Russian intelligence officers for the GRU, a military intelligence unit, offered money to Taliban militants in Afghanistan as a reward if they killed US or British troops there, a European intelligence official told CNN last month.
On Thursday, Duckworth asked Esper to explain whether the Pentagon is conducting an investigation into "US troop casualties in Afghanistan to assess whether any US service member deaths are related to the alleged Russian bounty program."
She also inquired as to whether the Department of Defense is tracking any concurrent or completed intelligence community investigations into US troop casualties in Afghanistan and pushed Esper to commit to "disclosing the findings of all investigations on this subject with Gold Star Family members, Congress and the American people."

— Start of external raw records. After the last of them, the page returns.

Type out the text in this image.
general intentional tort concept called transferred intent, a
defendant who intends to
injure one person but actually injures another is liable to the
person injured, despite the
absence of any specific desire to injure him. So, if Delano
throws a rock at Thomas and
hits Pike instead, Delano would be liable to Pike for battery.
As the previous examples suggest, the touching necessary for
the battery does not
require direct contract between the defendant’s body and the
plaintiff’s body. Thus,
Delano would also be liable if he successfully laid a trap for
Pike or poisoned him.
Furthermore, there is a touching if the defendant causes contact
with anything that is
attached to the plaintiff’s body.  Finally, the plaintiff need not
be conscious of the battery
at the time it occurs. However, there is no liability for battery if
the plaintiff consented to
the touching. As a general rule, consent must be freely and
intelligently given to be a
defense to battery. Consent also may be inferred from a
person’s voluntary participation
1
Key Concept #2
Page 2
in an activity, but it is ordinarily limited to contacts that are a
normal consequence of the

The letter comes the same day Esper and Joint Chiefs Chairman Gen. Mark Milley are testifying before the House Armed Services Committee on Capitol Hill.
It also comes amid an ongoing debate over the intelligence reports related to Russian bounties that have been reported by CNN and other media outlets. President Donald Trump has repeatedly claimed that he was not briefed on intelligence of this nature but US military and intelligence officials have not denied its existence.
The top US general overseeing operations in the Middle East and Afghanistan said Tuesday that the intelligence concerning Russian operatives offering bounties to Taliban-linked militants was "very worrisome" but that the information wasn't solid enough to hold up in a court of law.
Gen. Frank McKenzie, the commander of US Central Command, also told a small group of reporters while traveling to the region that he was not convinced that the Russian bounty program was directly responsible for the deaths of US personnel.
"The intelligence wasn't proved to me. It was proved enough to worry me. It wasn't proved enough that I'd take it to a court of law. That's often true in battlefield intelligence," McKenzie said, according to a transcript provided by the Defense Department.
His comments marked the first time a Pentagon official answered questions about the US intelligence that assessed there was an effort by a Russian military intelligence unit to pay the Taliban to kill US soldiers.